I have my last child going through 8th grade this year. Many work at home Mom's go back to (paid!) work when their youngest kids start middle school. I did and felt that I had done my time in elementary school - pta president, chair of this and that, etc. I also became involved in a music booster group that involves the middle and high schools when my older kids joined the marching band. If there are parent booster groups some parents choose to serve there instead of in the general one.
At our MS there is a parents group but not alot of involvement with the kids is expected. Parents put together the directory in the first part of the year and get goodies for teacher appreciation, copy committee, get holiday small gifts, and help out with the student council chosen fundraisers. That's another thing - the student council picks the fundraiser and collects the orders. Parents might help with the sorting but don't touch the money. Each grade level goes on a couple of field trips and chaperones are usually invited to attend. I've been on more middle school field trips then elementary ones.
My only complaint is that the only parents that know whats going on are the ones that attend the monthly meetings. I work that day so am often clueless. I should be happy though because sometimes the meeting just turn into b***h sessions and things are re-hashed all the time without resolution. I agree that when the kids start MS, it's time to step back and think about where you want to spend your time. I'm usually home when my son gets home from school and that seems a lot more important then doing some clerical work that a (paid) secretary can do.
The ideas here are great. We are a prek-8 single PTO, three buildings on one close campus. We experience the same - lots of support at the elementary level, dwindles at middle school. We had a parent/chaperone movie night for middle school kids - of 430 kids 18 came and we had free pizza - and we let them pick them movie via vote. One of our recent successes was our Holiday Event. We had a morning pancake breakfast and asked middle school students to serve - we purchased festive ties for them and they wore dark pants and a white shirt. Volunteers cooked in our cafeteria - pancakes, sausage and all the fixins' in to go boxes and the kids served. Our chorus assembled and sang christmas songs with our music teach playing piano. For activities we had middle school kids face painting, doing family wreath decorating and in the gym we had pix with Santa and the Mrs., vendor concessions/consulants (25). Our basket raffle is always a huge success - teachers pick a theme and students donate items - we made over $2700 with presale and same day tickets. We held a bake sale with proceeds benefitting a family in need and over $400 was donated. I'm rambling - but include the middle school kids - they do want to lead. Other ideas - laser light shows are a huge hit - gym or auditorium, let them be editors for your PTO newsletter, include them in team charity events (March of Dimes, Cancer Awareness) - they love lock downs, walks for causes, car washes, candygrams, etc. Unique ways to benefit others.

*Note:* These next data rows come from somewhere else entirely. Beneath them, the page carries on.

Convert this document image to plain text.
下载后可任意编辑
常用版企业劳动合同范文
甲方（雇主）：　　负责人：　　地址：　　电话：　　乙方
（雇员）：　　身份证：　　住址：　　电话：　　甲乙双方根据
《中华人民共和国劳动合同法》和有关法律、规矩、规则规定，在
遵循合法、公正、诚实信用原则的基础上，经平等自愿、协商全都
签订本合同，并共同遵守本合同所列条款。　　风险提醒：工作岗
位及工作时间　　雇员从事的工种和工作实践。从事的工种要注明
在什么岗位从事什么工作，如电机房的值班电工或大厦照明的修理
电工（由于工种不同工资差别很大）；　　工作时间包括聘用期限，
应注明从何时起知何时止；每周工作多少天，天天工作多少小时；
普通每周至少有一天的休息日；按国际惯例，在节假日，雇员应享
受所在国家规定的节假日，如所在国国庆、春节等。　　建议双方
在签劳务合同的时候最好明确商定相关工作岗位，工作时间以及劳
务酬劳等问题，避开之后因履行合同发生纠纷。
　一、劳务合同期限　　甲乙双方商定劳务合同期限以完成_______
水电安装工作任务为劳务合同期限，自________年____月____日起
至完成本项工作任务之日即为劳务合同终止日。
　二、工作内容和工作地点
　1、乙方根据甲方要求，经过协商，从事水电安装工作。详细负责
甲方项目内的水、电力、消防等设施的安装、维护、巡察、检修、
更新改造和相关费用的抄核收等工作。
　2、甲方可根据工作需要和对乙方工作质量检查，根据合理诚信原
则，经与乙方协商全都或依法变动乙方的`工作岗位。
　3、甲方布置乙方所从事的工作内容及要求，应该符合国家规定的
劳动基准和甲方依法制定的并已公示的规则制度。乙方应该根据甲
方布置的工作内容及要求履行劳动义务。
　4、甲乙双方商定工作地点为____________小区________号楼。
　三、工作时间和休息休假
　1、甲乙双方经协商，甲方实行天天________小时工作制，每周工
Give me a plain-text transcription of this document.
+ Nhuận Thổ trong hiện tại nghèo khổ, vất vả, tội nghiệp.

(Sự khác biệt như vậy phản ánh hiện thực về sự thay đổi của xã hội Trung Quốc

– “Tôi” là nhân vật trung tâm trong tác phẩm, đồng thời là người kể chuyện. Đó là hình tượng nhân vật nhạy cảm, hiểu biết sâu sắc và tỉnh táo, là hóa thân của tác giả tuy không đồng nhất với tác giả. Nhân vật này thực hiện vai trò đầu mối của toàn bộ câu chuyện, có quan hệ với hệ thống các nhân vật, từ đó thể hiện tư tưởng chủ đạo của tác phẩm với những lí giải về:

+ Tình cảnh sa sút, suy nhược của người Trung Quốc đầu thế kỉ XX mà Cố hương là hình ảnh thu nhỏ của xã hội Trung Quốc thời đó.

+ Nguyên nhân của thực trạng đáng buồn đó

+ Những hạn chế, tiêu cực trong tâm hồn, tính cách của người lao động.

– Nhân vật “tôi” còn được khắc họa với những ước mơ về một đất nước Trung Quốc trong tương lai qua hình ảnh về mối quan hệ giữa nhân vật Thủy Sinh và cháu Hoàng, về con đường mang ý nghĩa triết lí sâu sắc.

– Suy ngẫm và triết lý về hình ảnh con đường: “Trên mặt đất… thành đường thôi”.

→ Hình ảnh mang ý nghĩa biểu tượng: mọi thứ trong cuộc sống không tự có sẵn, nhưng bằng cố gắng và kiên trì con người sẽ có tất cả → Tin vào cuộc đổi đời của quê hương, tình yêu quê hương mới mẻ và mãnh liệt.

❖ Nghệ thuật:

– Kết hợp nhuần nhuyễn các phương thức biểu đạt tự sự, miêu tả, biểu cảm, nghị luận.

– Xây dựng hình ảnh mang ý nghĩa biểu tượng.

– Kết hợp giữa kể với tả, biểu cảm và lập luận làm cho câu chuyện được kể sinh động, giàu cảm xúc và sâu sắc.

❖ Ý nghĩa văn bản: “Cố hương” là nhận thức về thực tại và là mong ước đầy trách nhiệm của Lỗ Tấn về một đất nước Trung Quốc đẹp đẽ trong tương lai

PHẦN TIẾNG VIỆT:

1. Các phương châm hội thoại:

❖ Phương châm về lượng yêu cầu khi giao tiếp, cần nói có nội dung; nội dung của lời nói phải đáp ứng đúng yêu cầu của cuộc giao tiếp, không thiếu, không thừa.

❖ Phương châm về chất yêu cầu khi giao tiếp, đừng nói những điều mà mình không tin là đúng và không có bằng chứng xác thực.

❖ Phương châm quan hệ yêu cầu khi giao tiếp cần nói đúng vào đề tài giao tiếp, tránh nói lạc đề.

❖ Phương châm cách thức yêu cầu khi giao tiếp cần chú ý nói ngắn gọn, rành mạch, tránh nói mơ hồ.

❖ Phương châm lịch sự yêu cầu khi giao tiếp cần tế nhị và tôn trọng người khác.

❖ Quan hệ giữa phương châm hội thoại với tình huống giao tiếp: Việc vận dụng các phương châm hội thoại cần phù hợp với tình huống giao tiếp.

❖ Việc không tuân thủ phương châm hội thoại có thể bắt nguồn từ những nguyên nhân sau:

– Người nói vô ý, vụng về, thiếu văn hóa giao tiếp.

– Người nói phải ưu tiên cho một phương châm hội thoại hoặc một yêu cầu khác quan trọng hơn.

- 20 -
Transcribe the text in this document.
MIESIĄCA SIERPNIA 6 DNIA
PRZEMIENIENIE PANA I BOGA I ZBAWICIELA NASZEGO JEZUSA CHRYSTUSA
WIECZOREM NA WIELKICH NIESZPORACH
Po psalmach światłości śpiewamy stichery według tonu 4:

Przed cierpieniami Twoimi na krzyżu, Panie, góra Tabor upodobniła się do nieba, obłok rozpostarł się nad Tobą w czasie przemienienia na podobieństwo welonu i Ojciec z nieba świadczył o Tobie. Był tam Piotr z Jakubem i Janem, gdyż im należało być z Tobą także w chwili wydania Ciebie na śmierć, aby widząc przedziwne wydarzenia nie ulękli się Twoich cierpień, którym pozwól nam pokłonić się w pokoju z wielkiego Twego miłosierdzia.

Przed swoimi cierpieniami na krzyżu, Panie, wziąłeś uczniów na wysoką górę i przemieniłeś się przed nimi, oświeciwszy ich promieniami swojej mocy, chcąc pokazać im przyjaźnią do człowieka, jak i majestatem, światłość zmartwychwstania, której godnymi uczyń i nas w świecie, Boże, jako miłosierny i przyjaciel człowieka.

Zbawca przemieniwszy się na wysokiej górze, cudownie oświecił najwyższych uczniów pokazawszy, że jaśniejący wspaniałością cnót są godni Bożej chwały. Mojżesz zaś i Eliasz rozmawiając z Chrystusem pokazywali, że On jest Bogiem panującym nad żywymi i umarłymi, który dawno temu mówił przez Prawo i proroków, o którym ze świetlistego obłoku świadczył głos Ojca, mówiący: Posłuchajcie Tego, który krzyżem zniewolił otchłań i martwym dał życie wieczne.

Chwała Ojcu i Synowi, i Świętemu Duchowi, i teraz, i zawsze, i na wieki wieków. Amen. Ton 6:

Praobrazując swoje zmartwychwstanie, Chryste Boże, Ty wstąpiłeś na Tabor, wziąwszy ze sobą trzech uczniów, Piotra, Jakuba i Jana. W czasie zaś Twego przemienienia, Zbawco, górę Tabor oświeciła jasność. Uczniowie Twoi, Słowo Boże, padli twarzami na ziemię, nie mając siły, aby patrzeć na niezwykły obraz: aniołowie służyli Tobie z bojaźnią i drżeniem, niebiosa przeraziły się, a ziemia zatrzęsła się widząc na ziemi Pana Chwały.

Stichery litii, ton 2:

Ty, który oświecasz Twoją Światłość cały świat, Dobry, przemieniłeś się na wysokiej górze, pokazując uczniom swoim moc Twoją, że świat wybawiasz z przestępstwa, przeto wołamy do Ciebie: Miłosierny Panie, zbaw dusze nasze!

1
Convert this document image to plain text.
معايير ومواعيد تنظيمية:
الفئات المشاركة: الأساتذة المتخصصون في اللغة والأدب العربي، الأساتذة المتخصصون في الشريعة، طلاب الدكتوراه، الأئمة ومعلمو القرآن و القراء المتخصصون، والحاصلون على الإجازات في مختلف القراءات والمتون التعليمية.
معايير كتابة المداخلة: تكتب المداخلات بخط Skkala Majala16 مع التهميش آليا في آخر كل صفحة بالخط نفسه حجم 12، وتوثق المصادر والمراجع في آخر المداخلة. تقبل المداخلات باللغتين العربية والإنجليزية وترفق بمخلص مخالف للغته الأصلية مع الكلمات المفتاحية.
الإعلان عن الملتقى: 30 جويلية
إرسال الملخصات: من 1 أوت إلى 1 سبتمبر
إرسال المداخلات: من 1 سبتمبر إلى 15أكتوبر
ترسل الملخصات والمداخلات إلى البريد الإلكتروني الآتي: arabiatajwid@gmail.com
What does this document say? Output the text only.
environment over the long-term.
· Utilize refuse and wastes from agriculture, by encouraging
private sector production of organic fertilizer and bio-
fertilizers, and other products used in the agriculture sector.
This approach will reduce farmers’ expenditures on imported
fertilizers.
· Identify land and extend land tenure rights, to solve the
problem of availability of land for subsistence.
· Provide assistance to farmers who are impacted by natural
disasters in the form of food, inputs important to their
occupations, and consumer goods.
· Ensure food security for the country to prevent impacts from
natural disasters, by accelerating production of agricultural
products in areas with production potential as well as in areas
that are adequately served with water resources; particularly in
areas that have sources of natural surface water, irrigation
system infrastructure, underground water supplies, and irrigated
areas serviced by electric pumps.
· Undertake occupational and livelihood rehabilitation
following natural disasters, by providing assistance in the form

My son's school just started a neat practice this week. They've started sending a daily email message to parents listing all of the things that are read over the morning announcements. Now I can read the info myself and not expect it to still be in my son's head when he gets home at the end of the day. About a billion things go through their mind between homeroom and the end of day bell. It's great to know that I no longer have to rely on him to bring this info to me.
I'm sure it took a lot of work to set up this mass email system but I, for one, am very grateful!